Radevormwald Reul erwartet schmutzigen Wahlkampf

Radevormwald · Der EU-Parlamentarier erwartet ein spannendes politisches Jahr und freut sich über das gestiegene politische Interesse.

 Der Europaabgeordnete Herbert Reul aus Leichlingen blickt ins neue Jahr.

Der Europaabgeordnete Herbert Reul aus Leichlingen blickt ins neue Jahr.

Foto: Endermann

Es ist eine spannende Zeit. Und Herbert Reul fühlt sich etwa 35 Jahre zurückerinnert. "Es erinnert mich an die Zeit rund um den Nato-Doppelbeschluss", sagt der bergische EU-Parlamentarier. Damals gingen Proteste und Friedensbewegungen einher mit dem Votum für eine mögliche atomare Aufrüstung in Mitteleuropa. "Damals bist du aus der Kneipe geflogen, wenn du die falsche Meinung hattest", umschreibt es Reul - und lässt offen, ob er oder jemand anderes aus der Kneipe geflogen ist.

Ihm geht es auch vielmehr darum zu verdeutlichen, dass aktuell wieder ähnlich viele Menschen Interesse an der Politik haben wie zu Beginn der 80er Jahre. "Angesichts der vielen großen Herausforderungen macht es so viel Sinn wie lange nicht, Politik zu machen", sagt der 64-jährige Leiter der CDU/CSU-Gruppe im EU-Parlament, in dem er bereits 13 Jahre Mitglied ist, in seinem Ausblick aufs anstehende Jahr. Habe er vor zehn, zwölf Jahren mit seinen Vorträgen kaum jemand vom Sofa gelockt, drängten sich nun die Leute, um seine Meinung zu hören, um mit ihm zu diskutieren.

Banken- und Flüchtlingskrise sowie Terror und das mögliche Auseinanderdriften der Europäischen Union trieben viele Menschen Sorgenfalten auf die Stirn und in seine Veranstaltungen. So füllte zum Beispiel sein Vortrag über den Brexit im Juli das Bürgerhaus. "Es ist aber nicht meine persönliche Brillanz, die dafür gesorgt hat, sondern es ist die Verunsicherung und Beunruhigung vieler Bürger wegen der zahlreichen brisanten Themen", sagt Reul. Manchen treibt es dadurch gradewegs in die Arme der Populisten. Der Leichlinger sieht es als parteiübergreifende Aufgabe, diese Leute möglichst aufzuhalten oder sogar zurückzuholen. Sein Rezept: "Nicht der Stimmung nachgeben und auf schnelle Sprüche setzen, sondern standhaft bleiben, Rückgrat beweisen und klarmachen, dass es einfache Lösungen nicht gibt." Und: "Das beste Mittel gegen Populisten ist: Probleme lösen."

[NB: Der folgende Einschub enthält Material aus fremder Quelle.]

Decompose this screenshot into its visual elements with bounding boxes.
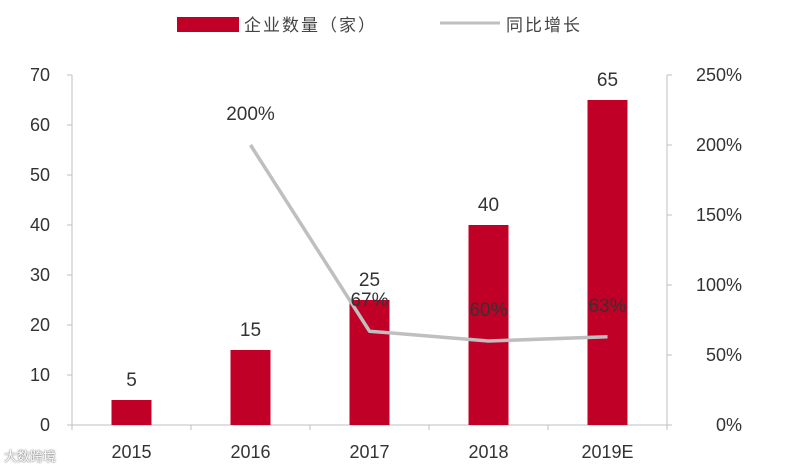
right-tick-label: 150% [696, 205, 742, 225]
x-axis-ticks: 2015 2016 2017 2018 2019E [71, 425, 668, 462]
bar-2016 [230, 350, 271, 425]
growth-value-label: 60% [469, 300, 507, 321]
bar-2017 [349, 300, 390, 425]
left-tick-label: 40 [30, 215, 50, 235]
bar-2019E [587, 100, 628, 425]
left-tick-label: 0 [40, 415, 50, 435]
bar-value-label: 40 [478, 195, 499, 216]
bar-2015 [111, 400, 152, 425]
bar-value-label: 25 [359, 270, 380, 291]
left-tick-label: 20 [30, 315, 50, 335]
x-tick-label: 2016 [230, 442, 270, 462]
left-tick-label: 60 [30, 115, 50, 135]
growth-value-label: 67% [350, 290, 388, 311]
right-tick-label: 200% [696, 135, 742, 155]
growth-line [249, 144, 608, 343]
bar-value-label: 65 [597, 70, 618, 91]
legend-bar-swatch [177, 17, 239, 32]
x-tick-label: 2018 [468, 442, 508, 462]
legend-bar-label: 企业数量（家） [244, 16, 377, 36]
x-tick-label: 2017 [349, 442, 389, 462]
growth-value-label: 63% [588, 296, 626, 317]
bar-value-label: 5 [126, 370, 137, 391]
watermark-logo: 大数跨境 [4, 450, 57, 465]
right-tick-label: 250% [696, 65, 742, 85]
bar-2018 [468, 225, 509, 425]
left-tick-label: 50 [30, 165, 50, 185]
x-tick-label: 2015 [111, 442, 151, 462]
right-tick-label: 100% [696, 275, 742, 295]
growth-line-series [249, 144, 608, 343]
left-axis-ticks: 0 10 20 30 40 50 60 70 [30, 65, 72, 435]
bar-series [111, 100, 628, 425]
legend-line-label: 同比增长 [506, 16, 582, 36]
bar-value-label: 15 [240, 320, 261, 341]
right-axis-ticks: 0% 50% 100% 150% 200% 250% [667, 65, 742, 435]
right-tick-label: 50% [706, 345, 742, 365]
growth-value-label: 200% [226, 104, 275, 125]
legend: 企业数量（家） 同比增长 [177, 16, 582, 36]
data-labels: 5 15 25 40 65 200% 67% 60% 63% [126, 70, 626, 391]
x-tick-label: 2019E [581, 442, 633, 462]
left-tick-label: 70 [30, 65, 50, 85]
left-tick-label: 10 [30, 365, 50, 385]
right-tick-label: 0% [716, 415, 742, 435]
left-tick-label: 30 [30, 265, 50, 285]
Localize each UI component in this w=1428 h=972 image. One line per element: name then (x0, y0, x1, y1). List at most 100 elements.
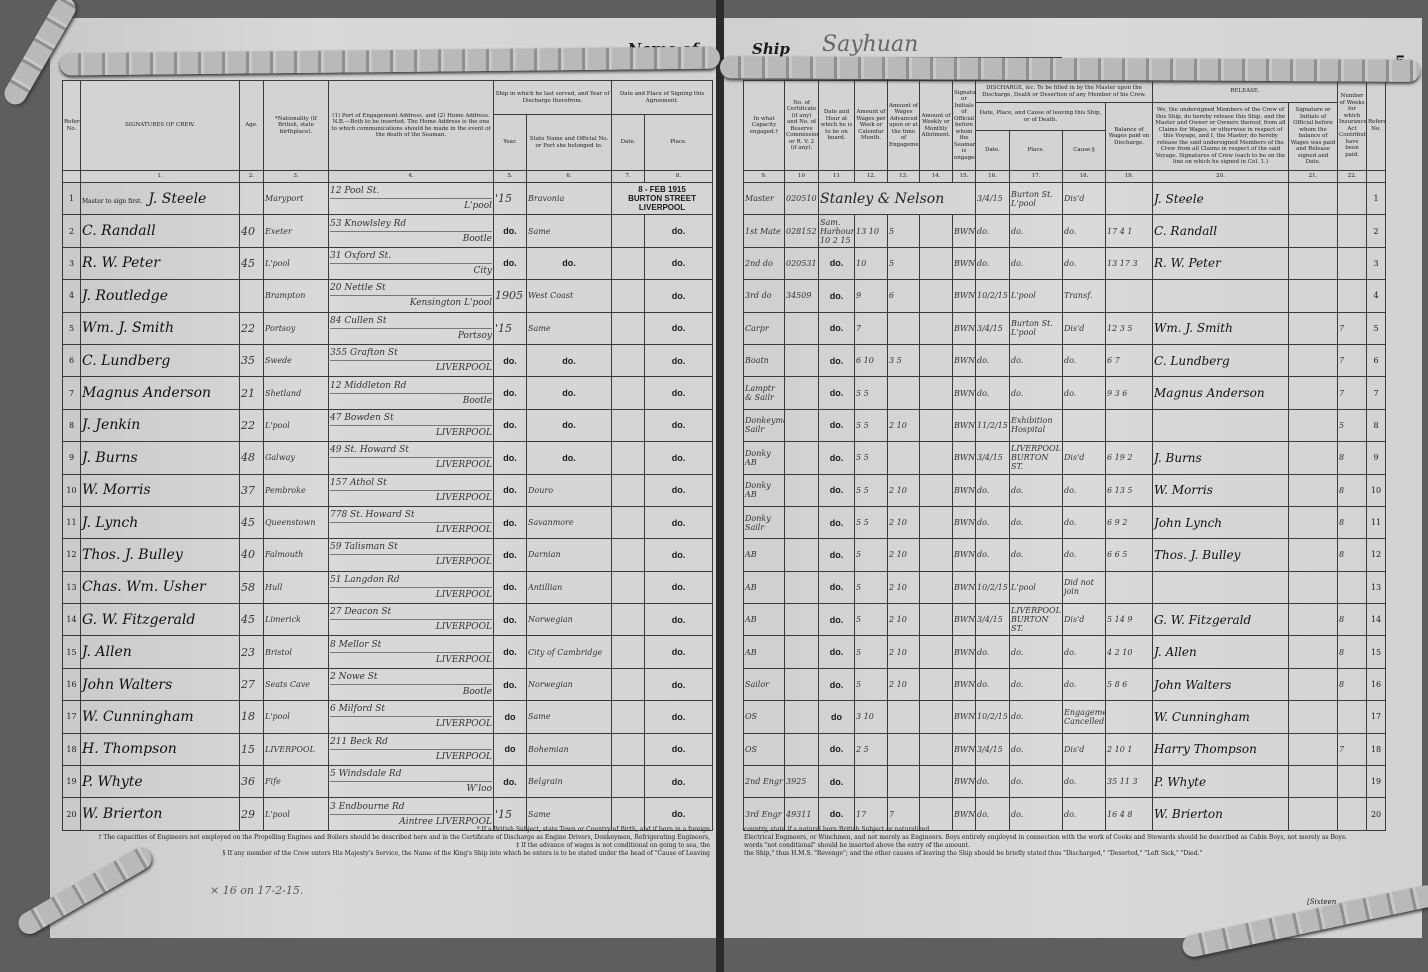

Wenn es um die Zukunft geht, glaubt Reul manches zu wissen ("Der Bundestagswahlkampf wird wohl sehr schmutzig"), einiges allerdings ist auch für ihn völlig ungewiss: Was vom designierten US-Präsidenten Donald Trump zu erwarten ist? "Ich weiß es nicht. Ob in den EU-Mitgliedsstaaten, dem Parlament oder der Kommission: Niemand kennt ihn." Wie der EU-Austritt der Briten vonstattengeht? "Es ist noch völlig offen, wie der Brexit abgewickelt wird und auch was danach kommt." Zerbricht Europa wieder in seine Einzelteile oder nicht? "Beides ist möglich. Ich würde keine Wette dazu abgeben. Aber immerhin hat es nach dem Brexit-Votum keinen Domino-Effekt gegeben. Stattdessen ist die Zustimmung zur EU in anderen Mitgliedsländern danach sogar gestiegen."

Etwas im Ungewissen lässt er auch die Länge seiner persönlichen Laufbahn. Das nächste EU-Parlament wird 2019 gewählt; vielleicht mit, vielleicht ohne Herbert Reul. "Mal sehen. Ich bin nicht mehr der Jüngste, aber ich mache meine Arbeit nach wie vor sehr gerne." Besonders in dieser spannenden Zeit.